The vegan and vegetarian options have grown extremely popular. The team knew that finding a product with the right texture was important, and their work paid off: The vegan wings have been a huge hit among vegans and non-vegans alike.
“We don’t just want to feed the carnivores out here. We want to feed everyone and make everybody happy, and I think that’s something that’s important for all of us,” she said.
This inclusive atmosphere extends to those with allergies in the form of an allergy list. The team’s goal is to make everyone feel at home, and their favorite part of the experience is interacting with customers, whether they be basketball players or neighborhood families.
“It’s this amazing array,” Jennifer Phelan said. “One of my favorite parts of the business is just interacting with so many different people.

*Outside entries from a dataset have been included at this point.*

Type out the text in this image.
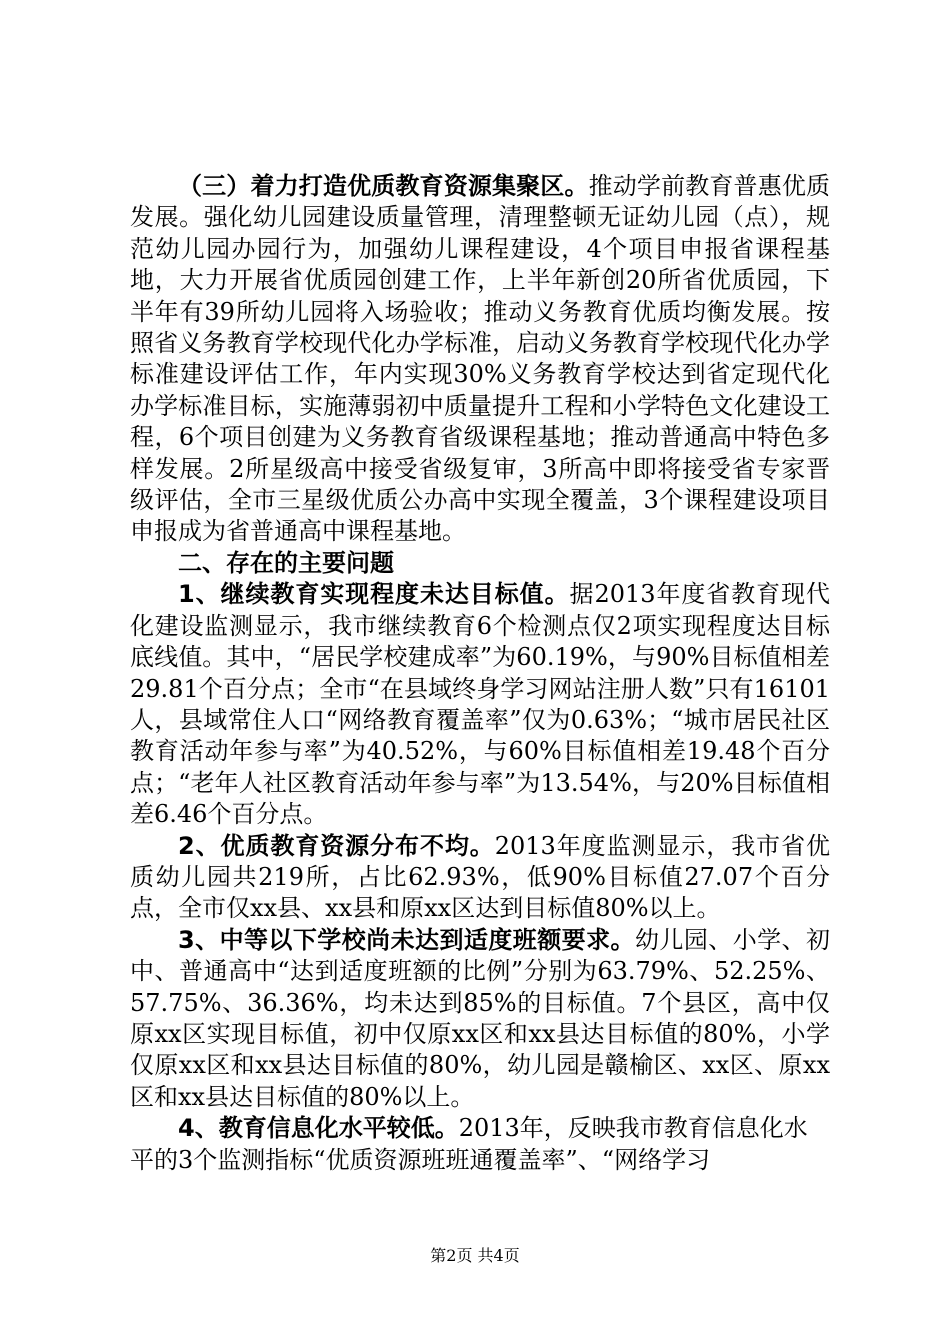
（三）着力打造优质教育资源集聚区。推动学前教育普惠优质发展。强化幼儿园建设质量管理，清理整顿无证幼儿园（点），规范幼儿园办园行为，加强幼儿课程建设，4个项目申报省课程基地，大力开展省优质园创建工作，上半年新创20所省优质园，下半年有39所幼儿园将入场验收；推动义务教育优质均衡发展。按照省义务教育学校现代化办学标准，启动义务教育学校现代化办学标准建设评估工作，年内实现30%义务教育学校达到省定现代化办学标准目标，实施薄弱初中质量提升工程和小学特色文化建设工程，6个项目创建为义务教育省级课程基地；推动普通高中特色多样发展。2所星级高中接受省级复审，3所高中即将接受省专家晋级评估，全市三星级优质公办高中实现全覆盖，3个课程建设项目申报成为省普通高中课程基地。

二、存在的主要问题

1、继续教育实现程度未达目标值。据2013年度省教育现代化建设监测显示，我市继续教育6个检测点仅2项实现程度达目标底线值。其中，“居民学校建成率”为60.19%，与90%目标值相差29.81个百分点；全市“在县域终身学习网站注册人数”只有16101人，县域常住人口“网络教育覆盖率”仅为0.63%；“城市居民社区教育活动年参与率”为40.52%，与60%目标值相差19.48个百分点；“老年人社区教育活动年参与率”为13.54%，与20%目标值相差6.46个百分点。

2、优质教育资源分布不均。2013年度监测显示，我市省优质幼儿园共219所，占比62.93%，低90%目标值27.07个百分点，全市仅xx县、xx县和原xx区达到目标值80%以上。

3、中等以下学校尚未达到适度班额要求。幼儿园、小学、初中、普通高中“达到适度班额的比例”分别为63.79%、52.25%、57.75%、36.36%，均未达到85%的目标值。7个县区，高中仅原xx区实现目标值，初中仅原xx区和xx县达目标值的80%，小学仅原xx区和xx县达目标值的80%，幼儿园是赣榆区、xx区、原xx区和xx县达目标值的80%以上。

4、教育信息化水平较低。2013年，反映我市教育信息化水平的3个监测指标“优质资源班班通覆盖率”、“网络学习

第2页 共4页
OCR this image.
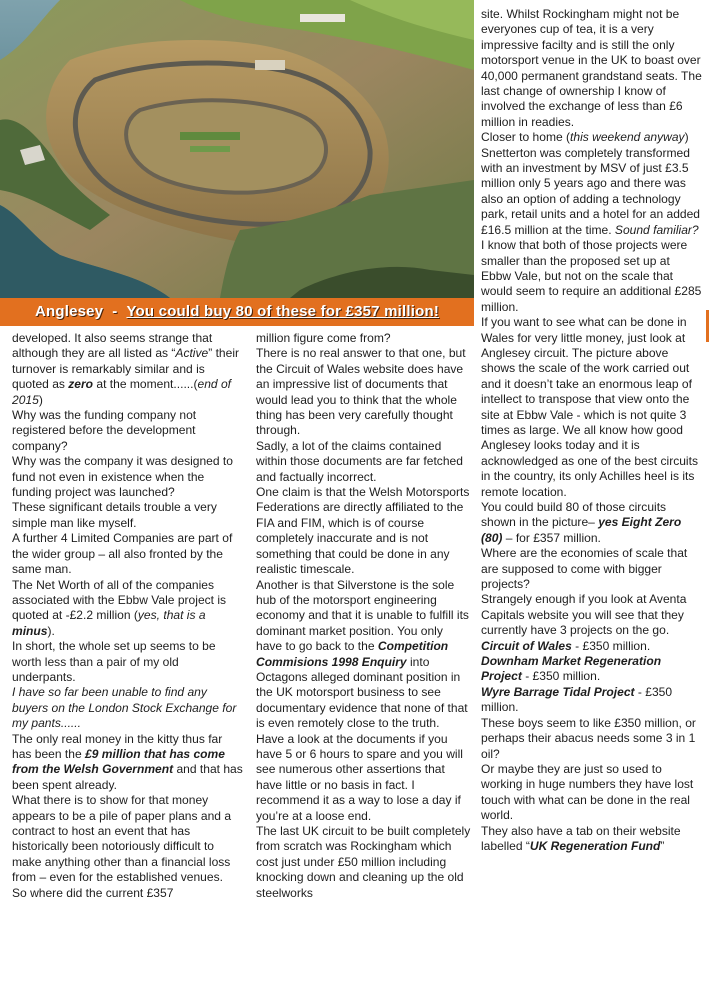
Anglesey - You could buy 80 of these for £357 million!

developed. It also seems strange that although they are all listed as “Active” their turnover is remarkably similar and is quoted as zero at the moment......(end of 2015)

Why was the funding company not registered before the development company?

Why was the company it was designed to fund not even in existence when the funding project was launched?

These significant details trouble a very simple man like myself.

A further 4 Limited Companies are part of the wider group – all also fronted by the same man.

The Net Worth of all of the companies associated with the Ebbw Vale project is quoted at -£2.2 million (yes, that is a minus).

In short, the whole set up seems to be worth less than a pair of my old underpants.

I have so far been unable to find any buyers on the London Stock Exchange for my pants......

The only real money in the kitty thus far has been the £9 million that has come from the Welsh Government and that has been spent already.

What there is to show for that money appears to be a pile of paper plans and a contract to host an event that has historically been notoriously difficult to make anything other than a financial loss from – even for the established venues.

So where did the current £357

million figure come from?

There is no real answer to that one, but the Circuit of Wales website does have an impressive list of documents that would lead you to think that the whole thing has been very carefully thought through.

Sadly, a lot of the claims contained within those documents are far fetched and factually incorrect.

One claim is that the Welsh Motorsports Federations are directly affiliated to the FIA and FIM, which is of course completely inaccurate and is not something that could be done in any realistic timescale.

Another is that Silverstone is the sole hub of the motorsport engineering economy and that it is unable to fulfill its dominant market position. You only have to go back to the Competition Commisions 1998 Enquiry into Octagons alleged dominant position in the UK motorsport business to see documentary evidence that none of that is even remotely close to the truth.

Have a look at the documents if you have 5 or 6 hours to spare and you will see numerous other assertions that have little or no basis in fact. I recommend it as a way to lose a day if you’re at a loose end.

The last UK circuit to be built completely from scratch was Rockingham which cost just under £50 million including knocking down and cleaning up the old steelworks

site. Whilst Rockingham might not be everyones cup of tea, it is a very impressive facilty and is still the only motorsport venue in the UK to boast over 40,000 permanent grandstand seats. The last change of ownership I know of involved the exchange of less than £6 million in readies.

Closer to home (this weekend anyway) Snetterton was completely transformed with an investment by MSV of just £3.5 million only 5 years ago and there was also an option of adding a technology park, retail units and a hotel for an added £16.5 million at the time. Sound familiar?

I know that both of those projects were smaller than the proposed set up at Ebbw Vale, but not on the scale that would seem to require an additional £285 million.

If you want to see what can be done in Wales for very little money, just look at Anglesey circuit. The picture above shows the scale of the work carried out and it doesn’t take an enormous leap of intellect to transpose that view onto the site at Ebbw Vale - which is not quite 3 times as large. We all know how good Anglesey looks today and it is acknowledged as one of the best circuits in the country, its only Achilles heel is its remote location.

You could build 80 of those circuits shown in the picture– yes Eight Zero (80) – for £357 million.

Where are the economies of scale that are supposed to come with bigger projects?

Strangely enough if you look at Aventa Capitals website you will see that they currently have 3 projects on the go.

Circuit of Wales - £350 million.

Downham Market Regeneration Project - £350 million.

Wyre Barrage Tidal Project - £350 million.

These boys seem to like £350 million, or perhaps their abacus needs some 3 in 1 oil?

Or maybe they are just so used to working in huge numbers they have lost touch with what can be done in the real world.

They also have a tab on their website labelled “UK Regeneration Fund”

It’s pretty awesome.”
Heavenly Buffaloes has always been a social place in Durham, and the team’s goal is to reflect that ethos in Chapel Hill, too.
“You go to the shack, the attitude you get from the people, the vibe you get from the people serving you, the music that’s being played, the customers that are there,” Mark Dundas said. “Some people actually go to Heavenly Buffaloes just to chill out, sit on the porch and have social interaction with other people.”
The team’s small-business mindset ensures a high-quality experience. Every day, one of the owners is there at the restaurant to personally attend to people’s needs. This hands-on approach helps them listen to their customers and assess how they can do better.
“I’m always thinking about what could I do next, what could I change,” Dundas said. “It’s just how we operate things.”
In the future, Heavenly Buffaloes will likely expand its delivery services and begin implementing table service to make the dining experience more welcoming. The counter will become strictly pickup and takeout. Behind the counter, staff is always happy to provide beer and wing pairing recommendations or flavorful sauce combos.
Game days are when Heavenly Buffaloes really heats up. With six large, flat-screen TV’s lining the walls, there’s a perfect view no matter where you sit, and they’re all set to the game during UNC ones.
“HeavBuff is part of Duke vernacular,” Mark Dundas said. “We want that to be part of UNC vernacular, too.”